John Barry Professor of Green Political Economy at Queen’s University and lead researcher on the report, said: “It is in the very difficult context of COVID-19 that local authorities must consider the meaningful, lasting and interrelated benefits of decarbonising across all sectors, confronting the climate crisis, and harnessing the economic opportunities of local climate action.
“Fortunately, this economic shift can unlock correspondingly significant social and economic benefits for our society. If done correctly and within the timeline suggested by climate scientists, we can not only prevent the worst effects of climate changes but also reap the enormous economic and other benefits of urgent transformative climate actions at scale.
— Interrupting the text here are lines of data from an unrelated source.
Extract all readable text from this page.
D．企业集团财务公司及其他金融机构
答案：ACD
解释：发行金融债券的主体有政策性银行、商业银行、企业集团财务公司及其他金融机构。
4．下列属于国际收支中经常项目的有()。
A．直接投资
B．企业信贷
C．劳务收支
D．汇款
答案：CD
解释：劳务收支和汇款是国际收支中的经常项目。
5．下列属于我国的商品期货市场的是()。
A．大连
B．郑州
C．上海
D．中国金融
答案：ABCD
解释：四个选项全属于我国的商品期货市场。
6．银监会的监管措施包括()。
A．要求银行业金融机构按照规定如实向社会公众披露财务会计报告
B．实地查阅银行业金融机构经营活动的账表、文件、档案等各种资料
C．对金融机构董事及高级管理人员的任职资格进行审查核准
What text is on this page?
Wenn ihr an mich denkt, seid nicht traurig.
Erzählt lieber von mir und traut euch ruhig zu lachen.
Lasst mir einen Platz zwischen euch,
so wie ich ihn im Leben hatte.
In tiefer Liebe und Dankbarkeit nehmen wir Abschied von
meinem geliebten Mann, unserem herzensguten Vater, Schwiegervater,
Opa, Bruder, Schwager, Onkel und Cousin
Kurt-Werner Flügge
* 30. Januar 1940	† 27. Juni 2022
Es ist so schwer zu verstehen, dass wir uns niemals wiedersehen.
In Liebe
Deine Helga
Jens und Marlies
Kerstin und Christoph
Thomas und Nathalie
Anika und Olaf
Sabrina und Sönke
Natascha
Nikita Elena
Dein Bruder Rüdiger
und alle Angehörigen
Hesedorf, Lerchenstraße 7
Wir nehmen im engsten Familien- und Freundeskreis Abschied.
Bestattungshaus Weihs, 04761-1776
Our report clearly shows that ‘building back better’ from the pandemic is to green and climate proof our societies and local economies.”
Avoiding rising costs of climate impacts is one of the strongest economic arguments in the report.
The report highlights the estimated annual cost of floods in the UK has reached £340 million, and is expected to rise to £428 million if global temperatures rise by 2°C, reaching £619 million if post-industrial warming reaches 4°C.
Seán Fearon, co-author of the report and researcher at Queen’s, added: “A primary aim of this report was an attempt to change the perception of climate action among local authorities as a ‘cost’ or as an unaffordable ‘burden’.
“In fact, tackling the climate crisis through our councils can be the main vehicle for meaningful and positive change in our communities, creating a healthier and more inclusive society, and more democratic local economies which prioritise decent jobs and environmental wellbeing.”
Professor Ian Greer, President and Vice-Chancellor of Queen’s, concluded: “Queen’s is a world leader in research, and we know that by enabling our talent to develop solutions we can have a very real impact in creating a sustainable future for all.
“That’s why we’ve recently made a multi-million-pound investment in a new sustainability action plan to help play our part in tackling the global climate emergency.”